OPINIóN
Actualizado 04/11/2020
Sagrario Rollán

Eran lentas aquellas horas de la misión en Pangoa. Un año después vuelvo sobre los diarios tratando de resituar lo vivido. Cada día era un comienzo sin planificación, sin agarrraderos, me había desinstalado voluntariamente, y después de más de 30 años enseñando, heme aquí, en medio de la selva, tratando de aprender y comprender.

Un domingo, por ejemplo, no era muy diferente de otros días, sobre todo no era un domingo, no había ritos religiosos ni paganos: ni misa, ni centro comercial, ni vermú, ni fútbol... Aunque para mí podía ser insospechado como aquel en que la profesora había convocado a los padres, asamblea para algunas comunicaciones, trabajos y limpieza, aquello que los mismos chicos no alcanzaban a hacer, tapar huecos, para que los murciélagos no invadieran los aleros, allanar veredas y raspaduras de paredes, etc. La gente iba llegando al internado ya a las 7 de la mañana desde lejos, en moto o a pie, atravesando la noche y la selva. Mascando coca y cargando con sus machetes y otras herramientas. Una madre para esta jornada de domingo había viajado durante más de tres horas en lancha sobre El Pongo, porque desde Pangoa hasta más adentro ya no hay propiamente carreteras, y apenas caminos.
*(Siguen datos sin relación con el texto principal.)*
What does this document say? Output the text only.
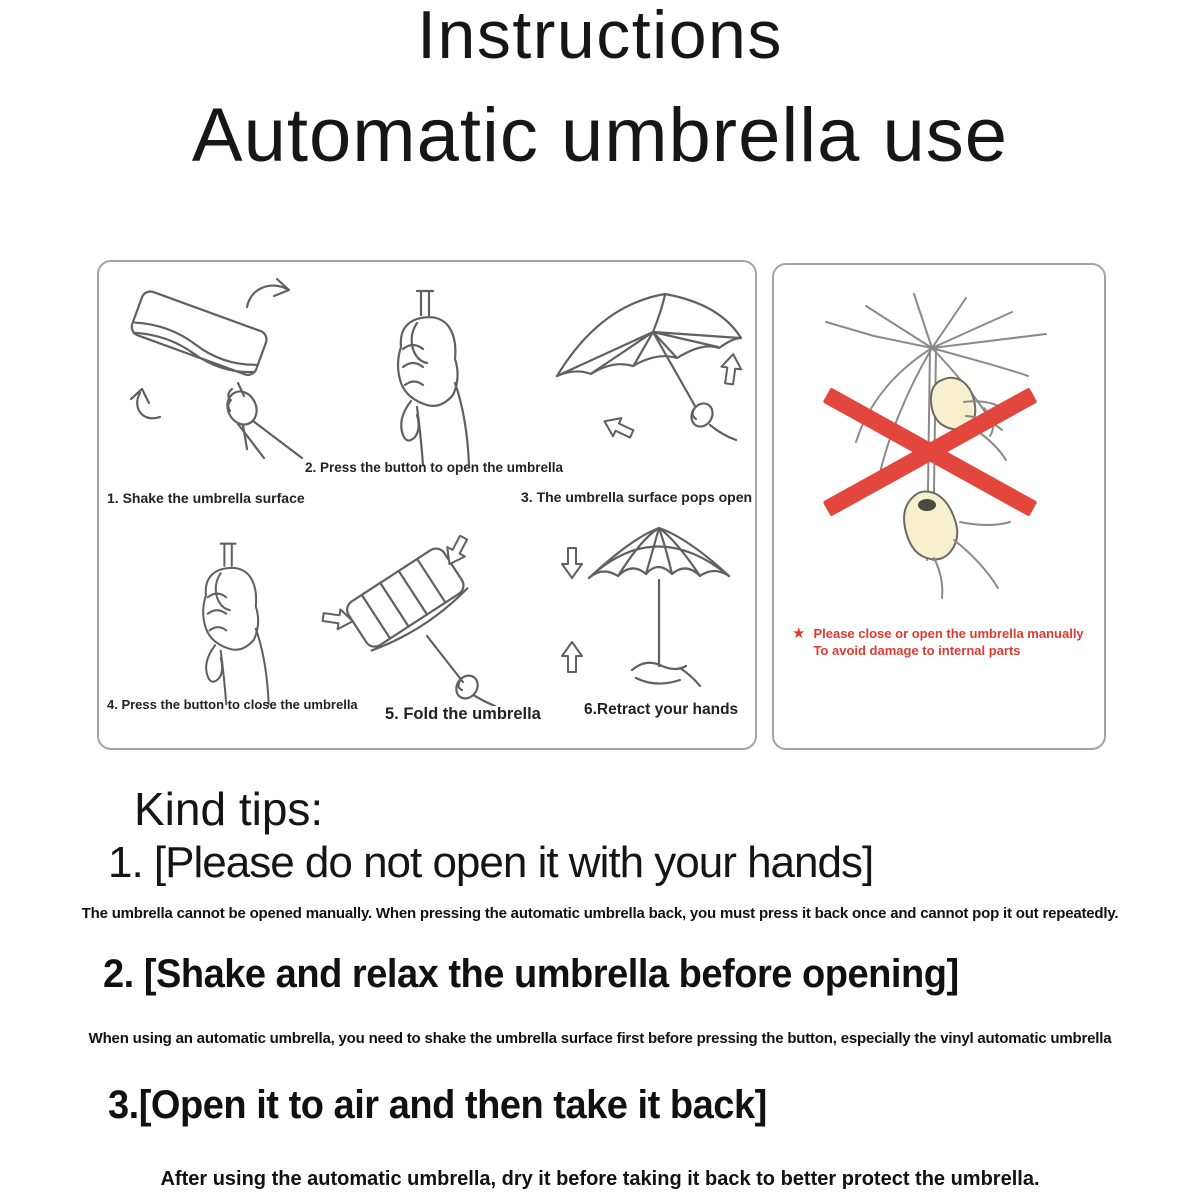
Instructions
Automatic umbrella use
2. Press the button to open the umbrella
1. Shake the umbrella surface	3. The umbrella surface pops open
4. Press the button to close the umbrella
5. Fold the umbrella	6.Retract your hands
★ Please close or open the umbrella manually
To avoid damage to internal parts
Kind tips:
1. [Please do not open it with your hands]
The umbrella cannot be opened manually. When pressing the automatic umbrella back, you must press it back once and cannot pop it out repeatedly.
2. [Shake and relax the umbrella before opening]
When using an automatic umbrella, you need to shake the umbrella surface first before pressing the button, especially the vinyl automatic umbrella
3.[Open it to air and then take it back]
After using the automatic umbrella, dry it before taking it back to better protect the umbrella.
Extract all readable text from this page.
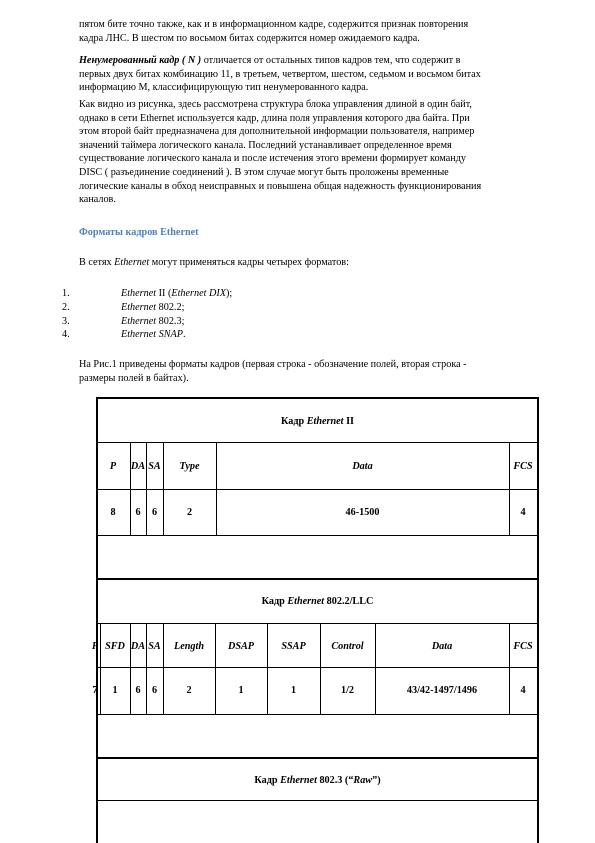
пятом бите точно также, как и в информационном кадре, содержится признак повторения
кадра ЛНС. В шестом по восьмом битах содержится номер ожидаемого кадра.

Ненумерованный кадр ( N ) отличается от остальных типов кадров тем, что содержит в
первых двух битах комбинацию 11, в третьем, четвертом, шестом, седьмом и восьмом битах
информацию М, классифицирующую тип ненумерованного кадра.

Как видно из рисунка, здесь рассмотрена структура блока управления длиной в один байт,
однако в сети Ethernet используется кадр, длина поля управления которого два байта. При
этом второй байт предназначена для дополнительной информации пользователя, например
значений таймера логического канала. Последний устанавливает определенное время
существование логического канала и после истечения этого времени формирует команду
DISC ( разъединение соединений ). В этом случае могут быть проложены временные
логические каналы в обход неисправных и повышена общая надежность функционирования
каналов.

Форматы кадров Ethernet

В сетях Ethernet могут применяться кадры четырех форматов:

1.	Ethernet II (Ethernet DIX);
2.	Ethernet 802.2;
3.	Ethernet 802.3;
4.	Ethernet SNAP.

На Рис.1 приведены форматы кадров (первая строка - обозначение полей, вторая строка -
размеры полей в байтах).

Кадр Ethernet II
P	DA SA	Type	Data	FCS
8	6	6	2	46-1500	4
Кадр Ethernet 802.2/LLC
P SFD DA SA	Length	DSAP	SSAP	Control	Data	FCS
7	1	6	6	2	1	1	1/2	43/42-1497/1496	4
Кадр Ethernet 802.3 (“Raw”)
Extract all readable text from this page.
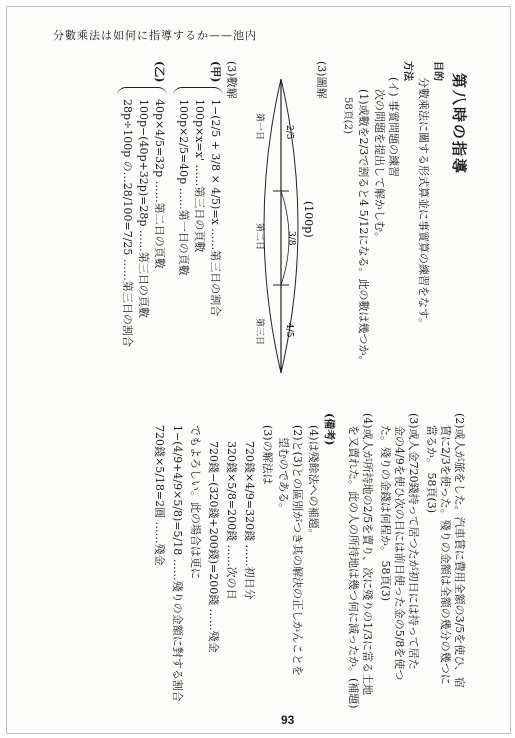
分數乘法は如何に指導するか——池内
第八時の指導
目的
分數乘法に關する形式算並に事實算の練習をなす。
方法
(イ) 事實問題の練習
次の問題を提出して解かしむ。
(1)或數を2/3で割ると4 5/12になる。此の數は幾つか。
58頁(2)
(3)圖解
(100p)
第一日
第二日
第三日
2/5
3/8
4/5
(3)數解
(甲)
1−(2/5 + 3/8 × 4/5)=x ……第三日の割合
100p×x=x' ……第三日の頁數
100p×2/5=40p ……第一日の頁數
(乙)
40p×4/5=32p ……第二日の頁數
100p−(40p+32p)=28p ……第三日の頁數
28p÷100p の…28/100=7/25 ……第三日の割合
(2)或人が旅をした。汽車賃に費用全額の3/5を使ひ、宿
賃に2/3を使った。殘りの金額は全額の幾分の幾つに
當るか。 58頁(3)
(3)或人金720錢持って居つたが初日には持って居た
金の4/9を使ひ次の日には前日使った金の5/8を使つ
た。殘りの金錢は何程か。 58頁(3)
(4)或人が所持地の2/5を賣り、次に殘りの1/3に當る土地
を又賣れた。此の人の所持地は幾つ何に減ったか。(補題)
(備考)
(4)は殘餘法への補題。
(2)と(3)との區別がつき其の解決の正しかんことを
望むのである。
(3)の解法は
720錢×4/9=320錢 ……初日分
320錢×5/8=200錢 ……次の日
720錢−(320錢+200錢)=200錢 ……殘金
でもよろしい。此の場合は更に
1−(4/9+4/9×5/8)=5/18 ……殘りの金額に對する割合
720錢×5/18=2圓 ……殘金
93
O el que anoté como la fiesta de los cocos. Una tarde limpia y luminosa, tiempo libre, los muchachos decidieron subir a los cocoteros, impresionante verlos trepar, bajar los pesados racimos, tirar, romper, bromear... Hasta que hubo un coco para cada uno de los presentes, bebimos el jugo directamente, sin verter en vasos. Rieron y jugaron, liberados del uniforme escolar, los hijos de la selva estaban en su ambiente. Siempre bien dispuestos para el trabajo físico duro, como cortar leña, subir a los tejados en busca de la señal de la antena de tv cuando la había, o bajar a la quebrada a fregar y raspar las cacerolas de 50 litros. A veces, mientras se recogían y la tarde iba cayendo yo aprovechaba para dar un pequeño paseo, tratar de recentrar, acomodar impresiones, entender, hilar esos días y esos tiempos de insólitas experiencias al ritmo de algunas lecturas. Aquellos días de primeros de noviembre me venían a la mente una y otra vez los versos de César Vallejo:

Hoy no ha venido nadie a preguntar;
ni me han pedido en esta tarde nada.
No he visto ni una flor de cementerio
en tan alegre procesión de luces.
Perdóname, Señor: ¡qué poco he muerto!

Pensaba en los santos, en los difuntos, en los cementerios y en las castañeras, andaba en un caminar un tanto alucinado, en todo caso desposeído y ajeno, donde por momentos ya no sabía si era otoño o primavera, si subía o bajaba por los senderos de tierra roja, roturados de hormigas enormes, por las cunetas plagadas de mariposas, escuchando la estridencia de pájaros e insectos. Entonces comprendía qué poco podemos dar o enseñar, cuánto necesitamos de unos y otros, lo inservible de muchos de nuestros conocimientos cuando nos sacan de las rutinas que los acomodaron. Me sentía perfectamente inútil y prescindible, no tenía asignada una tarea en particular o un proyecto con objetivos evaluables, al modo que solemos hacer aquí. Mi simple estar leve y anónimo, que podía pasar inadvertido, me reenviaba una y otra vez a los mismos versos:
En esta tarde todos, todos pasan
sin preguntarme ni pedirme nada.
Porque en todas las tardes de esta vida,
yo no sé con qué puertas dan a un rostro,
y algo ajeno se torna el alma mía.

Ahora, recordando estas vivencias, pienso que la selva me enseñó lecciones de carencia, de desapropiación e incertidumbre, que me dispusieron para confinamientos, silencios, toques de queda y otras restricciones; hasta el temor y la inseguridad de algo que pulula en el aire alrededor nuestro me resultan familiares, así como las soledades, la distancia de abrazos y de seres queridos... y vuelve, como entonces, la letanía de Vallejo:

Hoy no ha venido nadie;
y hoy he muerto ¡qué poco en esta tarde!